現代史家の秦郁彦氏
秦:織田信長はどうでしょう。最近、信長が天皇あるいは天皇より上の地位を占めるつもりでいたらしいという話が出ていますね。
本郷:それを最初に言い出したのは、京大の朝尾直弘先生ですね。宣教師が残した文書に、信長が「この石はご神体だから、これを俺だと思って拝め」などと言ったと書いてある。だから信長は天皇より上の神になろうとしていたのだ、と朝尾先生はいうわけです。
秦:それをいうなら、徳川家康だって神君でしょ。
本郷:はい。死後に「東照大権現」という神号を後水尾天皇から贈られました。
秦:日本では、たいていのものは神様になれるわけですよ。だから問題はその中身や形式。石を拝めと言っただけで天皇より上ということにはならないのでは。

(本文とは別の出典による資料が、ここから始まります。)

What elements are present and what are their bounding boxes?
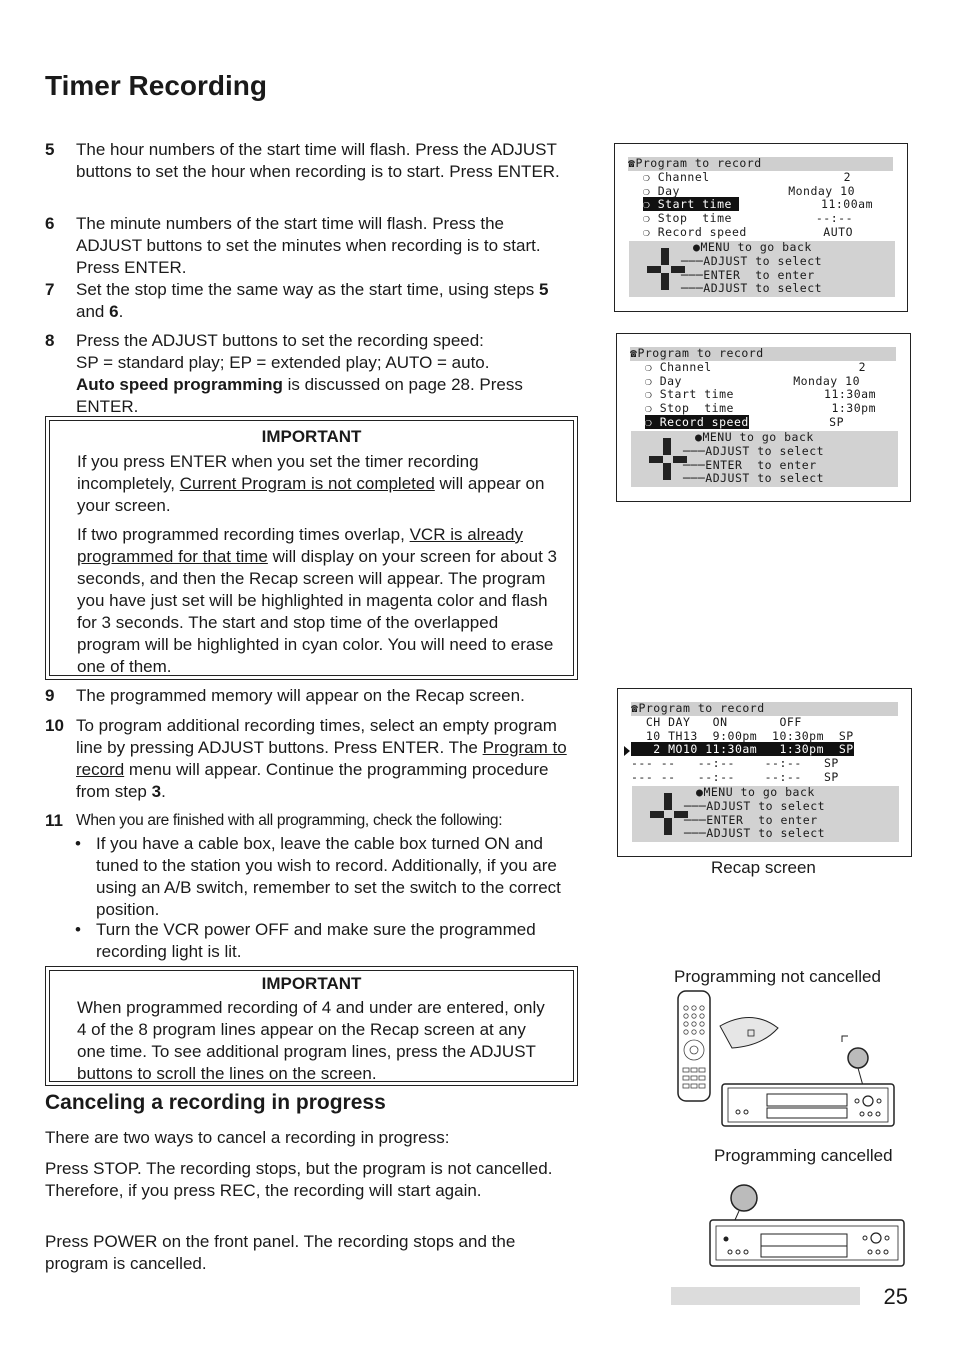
osd-row: 10 TH13 9:00pm 10:30pm SP [645,728,854,743]
important-heading: IMPORTANT [261,427,362,446]
step-number: 5 [45,140,55,159]
bullet-item: • Turn the VCR power OFF and make sure the programmed recording light is lit. [75,920,536,961]
osd-help-lines: ●MENU to go back ───ADJUST to select ───ENTER to enter ───ADJUST to select [684,785,826,841]
step-text: The hour numbers of the start time will flash. Press the ADJUST buttons to set the hour when recording is to start. Press ENTER. [76,140,560,181]
paragraph: Press POWER on the front panel. The recording stops and the program is cancelled. [45,1232,516,1273]
important-box [45,966,578,1086]
important-paragraph: If two programmed recording times overlap, VCR is already programmed for that time will display on your screen for about 3 seconds, and then the Recap screen will appear. The program you have just set will be highlighted in magenta color and flash for 3 seconds. The start and stop time of the overlapped program will be highlighted in cyan color. You will need to erase one of them. [77,525,558,676]
osd-title: ☎Program to record [630,347,896,361]
step-9 [45,685,570,707]
paragraph: Press STOP. The recording stops, but the program is not cancelled. Therefore, if you press REC, the recording will start again. [45,1159,553,1200]
step-text: Set the stop time the same way as the start time, using steps 5 and 6. [76,280,549,321]
vcr-icon [722,1084,894,1126]
bullet-icon: • [75,834,81,853]
osd-row: ❍ Start time 11:30am [630,387,876,402]
step-number: 8 [45,331,55,350]
osd-row: ❍ Record speed AUTO [628,224,853,239]
arrow-pointer-icon [623,746,631,756]
bullet-icon: • [75,920,81,939]
page-footer-bar [671,1287,860,1305]
important-box [45,416,578,680]
step-7 [45,279,570,323]
osd-help-panel [629,241,895,297]
step-5 [45,139,570,183]
page-title: Timer Recording [45,70,267,101]
osd-header: CH DAY ON OFF [645,714,802,729]
caption-not-cancelled: Programming not cancelled [674,967,881,986]
osd-row: ❍ Record speed SP [644,414,844,429]
osd-row: ❍ Channel 2 [628,169,851,184]
osd-help-lines: ●MENU to go back ───ADJUST to select ───ENTER to enter ───ADJUST to select [683,430,825,486]
step-8 [45,330,570,418]
osd-help-lines: ●MENU to go back ───ADJUST to select ───ENTER to enter ───ADJUST to select [681,240,823,296]
step-6 [45,213,570,279]
vcr-icon [710,1220,904,1266]
osd-program-screen [616,333,911,502]
osd-help-panel [632,786,899,842]
osd-menu-text [630,347,896,430]
step-number: 9 [45,686,55,705]
vcr-power-illustration [706,1180,906,1272]
step-text: Press the ADJUST buttons to set the recording speed: SP = standard play; EP = extended play; AUTO = auto. Auto speed programming is discussed on page 28. Press ENTER. [76,331,523,416]
phone-icon: ☎ [628,156,636,170]
important-paragraph: When programmed recording of 4 and under are entered, only 4 of the 8 program lines appear on the Recap screen at any one time. To see additional program lines, press the ADJUST buttons to scroll the lines on the screen. [77,998,545,1083]
recap-caption: Recap screen [711,858,816,877]
osd-recap-screen [617,688,912,857]
important-heading: IMPORTANT [261,974,362,993]
step-number: 6 [45,214,55,233]
remote-and-vcr-illustration [672,988,902,1128]
phone-icon: ☎ [630,346,638,360]
step-number: 10 [45,716,64,735]
paragraph: There are two ways to cancel a recording in progress: [45,1128,450,1147]
osd-recap-text [631,702,898,785]
osd-row: 2 MO10 11:30am 1:30pm SP [631,743,898,757]
page-number: 25 [883,1284,908,1309]
caption-cancelled: Programming cancelled [714,1146,893,1165]
step-number: 11 [45,811,63,830]
phone-icon: ☎ [631,701,639,715]
osd-row: ❍ Channel 2 [630,359,866,374]
osd-program-screen [614,143,908,312]
step-text: The programmed memory will appear on the Recap screen. [76,686,525,705]
step-number: 7 [45,280,55,299]
bullet-item: • If you have a cable box, leave the cable box turned ON and tuned to the station you wish to record. Additionally, if you are using an A/B switch, remember to set the switch to the correct position. [75,834,561,919]
osd-row: ❍ Stop time 1:30pm [630,401,876,416]
step-text: When you are finished with all programming, check the following: [76,812,503,829]
step-text: The minute numbers of the start time will flash. Press the ADJUST buttons to set the minutes when recording is to start. Press ENTER. [76,214,541,277]
remote-control-icon [678,991,710,1101]
important-paragraph: If you press ENTER when you set the timer recording incompletely, Current Program is not completed will appear on your screen. [77,452,545,515]
osd-title: ☎Program to record [628,157,893,171]
osd-title: ☎Program to record [631,702,898,716]
step-10 [45,715,570,803]
osd-menu-text [628,157,893,240]
osd-row: --- -- --:-- --:-- SP [631,756,839,771]
osd-row: ❍ Start time 11:00am [642,197,873,212]
osd-help-panel [631,431,898,487]
osd-row: --- -- --:-- --:-- SP [631,769,839,784]
osd-row: ❍ Day Monday 10 [628,183,855,198]
osd-row: ❍ Stop time --:-- [628,211,853,226]
osd-row: ❍ Day Monday 10 [630,373,860,388]
step-11 [45,810,570,832]
step-text: To program additional recording times, select an empty program line by pressing ADJUST buttons. Press ENTER. The Program to record menu will appear. Continue the programming procedure from step 3. [76,716,567,801]
section-heading: Canceling a recording in progress [45,1091,386,1114]
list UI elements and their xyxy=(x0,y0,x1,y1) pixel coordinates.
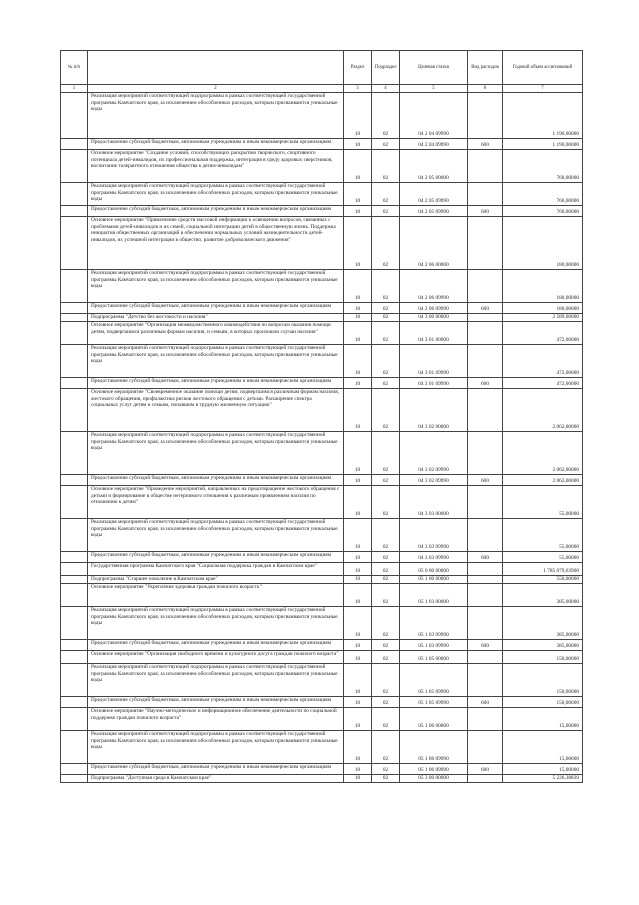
table-row xyxy=(61,378,583,389)
row-amount-cell: 180,00000 xyxy=(503,303,583,314)
row-razdel-cell: 10 xyxy=(344,563,372,576)
row-expense-type-cell xyxy=(468,664,503,697)
row-amount-cell: 385,00000 xyxy=(503,640,583,651)
row-expense-type-cell xyxy=(468,576,503,584)
row-number-cell xyxy=(61,270,88,303)
row-name-cell: Предоставление субсидий бюджетным, автономным учреждениям и иным некоммерческим организациям xyxy=(88,206,344,217)
table-row xyxy=(61,314,583,322)
row-target-article-cell: 04 3 02 00000 xyxy=(400,389,468,432)
table-row xyxy=(61,519,583,552)
row-amount-cell: 2 062,00000 xyxy=(503,475,583,486)
row-number-cell xyxy=(61,378,88,389)
row-name-cell: Основное мероприятие "Организация свободного времени и культурного досуга граждан пожилого возраста" xyxy=(88,651,344,664)
row-razdel-cell: 10 xyxy=(344,607,372,640)
row-amount-cell: 2 062,00000 xyxy=(503,432,583,475)
row-expense-type-cell: 600 xyxy=(468,139,503,150)
row-name-cell: Предоставление субсидий бюджетным, автономным учреждениям и иным некоммерческим организациям xyxy=(88,139,344,150)
row-podrazdel-cell: 02 xyxy=(372,486,400,519)
row-expense-type-cell: 600 xyxy=(468,475,503,486)
row-target-article-cell: 05 1 06 00000 xyxy=(400,708,468,731)
table-row xyxy=(61,584,583,607)
row-razdel-cell: 10 xyxy=(344,708,372,731)
row-name-cell: Предоставление субсидий бюджетным, автономным учреждениям и иным некоммерческим организациям xyxy=(88,475,344,486)
row-podrazdel-cell: 02 xyxy=(372,519,400,552)
row-number-cell xyxy=(61,764,88,775)
row-amount-cell: 472,00000 xyxy=(503,378,583,389)
row-podrazdel-cell: 02 xyxy=(372,775,400,783)
row-name-cell: Реализация мероприятий соответствующей подпрограммы в рамках соответствующей государственной программы Камчатского края, за исключением обособленных расходов, которым присваиваются уникальные коды xyxy=(88,432,344,475)
row-razdel-cell: 10 xyxy=(344,93,372,139)
row-amount-cell: 55,00000 xyxy=(503,552,583,563)
row-podrazdel-cell: 02 xyxy=(372,697,400,708)
row-podrazdel-cell: 02 xyxy=(372,432,400,475)
row-target-article-cell: 05 1 00 00000 xyxy=(400,576,468,584)
row-amount-cell: 385,00000 xyxy=(503,607,583,640)
row-number-cell xyxy=(61,775,88,783)
table-row xyxy=(61,708,583,731)
table-row xyxy=(61,651,583,664)
table-row xyxy=(61,640,583,651)
row-name-cell: Предоставление субсидий бюджетным, автономным учреждениям и иным некоммерческим организациям xyxy=(88,640,344,651)
column-number-row xyxy=(61,85,583,93)
row-amount-cell: 1 785 079,63900 xyxy=(503,563,583,576)
row-razdel-cell: 10 xyxy=(344,640,372,651)
row-expense-type-cell xyxy=(468,314,503,322)
row-target-article-cell: 05 1 05 09990 xyxy=(400,697,468,708)
row-podrazdel-cell: 02 xyxy=(372,731,400,764)
row-number-cell xyxy=(61,584,88,607)
row-name-cell: Основное мероприятие "Своевременное оказание помощи детям, подвергшимся различным формам насилия, жестокого обращения, профилактика рисков жестокого обращения с детьми. Расширение спектра социальных услуг детям и семьям, попавшим в трудную жизненную ситуацию" xyxy=(88,389,344,432)
header-podrazdel: Подраздел xyxy=(372,51,400,85)
table-row xyxy=(61,563,583,576)
row-amount-cell: 550,00000 xyxy=(503,576,583,584)
row-podrazdel-cell: 02 xyxy=(372,303,400,314)
row-amount-cell: 760,00000 xyxy=(503,150,583,183)
row-name-cell: Реализация мероприятий соответствующей подпрограммы в рамках соответствующей государственной программы Камчатского края, за исключением обособленных расходов, которым присваиваются уникальные коды xyxy=(88,345,344,378)
row-target-article-cell: 04 2 05 00000 xyxy=(400,150,468,183)
row-name-cell: Предоставление субсидий бюджетным, автономным учреждениям и иным некоммерческим организациям xyxy=(88,378,344,389)
row-target-article-cell: 04 3 01 09990 xyxy=(400,345,468,378)
row-expense-type-cell xyxy=(468,150,503,183)
row-podrazdel-cell: 02 xyxy=(372,183,400,206)
table-row xyxy=(61,775,583,783)
row-name-cell: Подпрограмма "Доступная среда в Камчатском крае" xyxy=(88,775,344,783)
row-razdel-cell: 10 xyxy=(344,486,372,519)
row-number-cell xyxy=(61,345,88,378)
row-razdel-cell: 10 xyxy=(344,764,372,775)
row-expense-type-cell xyxy=(468,651,503,664)
row-target-article-cell: 05 1 06 09990 xyxy=(400,731,468,764)
row-razdel-cell: 10 xyxy=(344,584,372,607)
row-number-cell xyxy=(61,389,88,432)
row-target-article-cell: 04 2 04 09990 xyxy=(400,93,468,139)
row-amount-cell: 55,00000 xyxy=(503,519,583,552)
row-target-article-cell: 04 2 06 00000 xyxy=(400,217,468,270)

本郷:そもそも信長は、明治時代には勤皇家として評価されましたが、戦後は「天皇制を否定しようとした革命児」と見られるようになりました。しかし最近の研究者は、信長は天皇を含む既存の秩序や権威をそれなりに大事にしていたと考えています。どれが正しいのかは、何とも証明のしようがないんですけど。
【PROFILE】はた・いくひこ/1932年山口県生まれ。現代史家。東京大学法学部卒。大蔵省入省後、防衛大学教官、大蔵省財政史室長、プリンストン大学客員教授、拓殖大学教授、千葉大学教授、日本大学教授などを歴任。著書に『靖国神社の祭神たち』『慰安婦問題の決算』『実証史学への道』などがある。
【PROFILE】ほんごう・かずと/1960年東京都生まれ。東京大学史料編纂所教授。中世政治史が専門。東京大学文学部卒。東京大学大学院人文科学研究科博士課程単位取得退学。近著に『軍事の日本史』『考える日本史』『やばい日本史』などがある。